Adopting Argentina’s popular uprisings against neoliberalism including the 2001-02 rebellion and subsequent mass protests as a case study, The Mobilization and Demobilization of Middle-Class Revolt analyzes two decades of longitudinal research (1995-2018), including World Bank and Latinobarómeter household survey data, along with participant interviews, to explore why nonpolitically active middle-class citizens engage in radical protest movements, and why they eventually demobilize. In particular it asks, how do they become politicized and resist economic and political crises, along with their own hardship?

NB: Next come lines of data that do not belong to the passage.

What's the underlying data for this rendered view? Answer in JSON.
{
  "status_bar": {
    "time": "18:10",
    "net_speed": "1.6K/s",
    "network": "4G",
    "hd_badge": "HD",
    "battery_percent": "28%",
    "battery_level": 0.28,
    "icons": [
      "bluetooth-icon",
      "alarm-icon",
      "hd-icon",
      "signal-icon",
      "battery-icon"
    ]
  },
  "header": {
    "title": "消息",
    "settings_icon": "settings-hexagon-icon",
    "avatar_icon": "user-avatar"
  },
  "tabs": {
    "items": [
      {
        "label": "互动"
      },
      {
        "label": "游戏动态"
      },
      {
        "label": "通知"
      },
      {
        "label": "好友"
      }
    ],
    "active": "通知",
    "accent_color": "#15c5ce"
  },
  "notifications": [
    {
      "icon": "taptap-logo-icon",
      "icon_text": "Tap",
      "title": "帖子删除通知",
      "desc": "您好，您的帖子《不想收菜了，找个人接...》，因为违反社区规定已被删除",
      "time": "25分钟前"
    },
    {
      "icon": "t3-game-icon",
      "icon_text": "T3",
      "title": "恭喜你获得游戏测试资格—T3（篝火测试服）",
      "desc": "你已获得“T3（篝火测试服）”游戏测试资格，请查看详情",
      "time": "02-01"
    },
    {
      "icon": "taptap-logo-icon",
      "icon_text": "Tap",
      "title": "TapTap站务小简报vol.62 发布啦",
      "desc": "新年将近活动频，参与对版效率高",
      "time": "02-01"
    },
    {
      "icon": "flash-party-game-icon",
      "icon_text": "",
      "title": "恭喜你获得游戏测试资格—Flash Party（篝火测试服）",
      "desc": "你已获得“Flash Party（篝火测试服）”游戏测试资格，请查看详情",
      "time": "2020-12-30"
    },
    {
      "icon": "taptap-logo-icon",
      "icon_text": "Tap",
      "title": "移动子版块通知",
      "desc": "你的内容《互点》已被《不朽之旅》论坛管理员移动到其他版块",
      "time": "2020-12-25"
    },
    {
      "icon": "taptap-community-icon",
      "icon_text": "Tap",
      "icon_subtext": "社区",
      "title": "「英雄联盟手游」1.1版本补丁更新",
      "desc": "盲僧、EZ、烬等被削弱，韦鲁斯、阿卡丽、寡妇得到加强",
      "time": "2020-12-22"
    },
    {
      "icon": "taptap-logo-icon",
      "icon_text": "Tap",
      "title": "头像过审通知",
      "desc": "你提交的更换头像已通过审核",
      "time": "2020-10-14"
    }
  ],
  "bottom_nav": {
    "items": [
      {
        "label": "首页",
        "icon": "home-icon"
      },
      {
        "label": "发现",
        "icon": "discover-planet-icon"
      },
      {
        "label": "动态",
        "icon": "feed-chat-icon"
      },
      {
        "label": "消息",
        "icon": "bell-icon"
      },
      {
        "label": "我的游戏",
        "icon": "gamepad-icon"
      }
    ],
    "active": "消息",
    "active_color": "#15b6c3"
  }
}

Theoretically informed by Gramsci’s notions of hegemony, ideology and class consciousness, Ozarow posits that to affect profound and lasting social change, multisectoral alliances and sustainable mobilizing vehicles are required to maintain radical progressive movements beyond periods of crisis. With the Argentinian revolt understood to be the ideological forbearer to the autonomist-inspired uprisings which later emerged, comparisons are drawn with experiences in the USA, Spain, Greece UK, Iceland and the Middle East, as well as 1990s contexts in South Africa and Russia. Such a comparative analysis helps understand how contextual factors shape distinctive struggling middle-class citizen responses to external shocks.
This book will be of immense value to students, activists and theorists of social change in North America, in Europe and globally.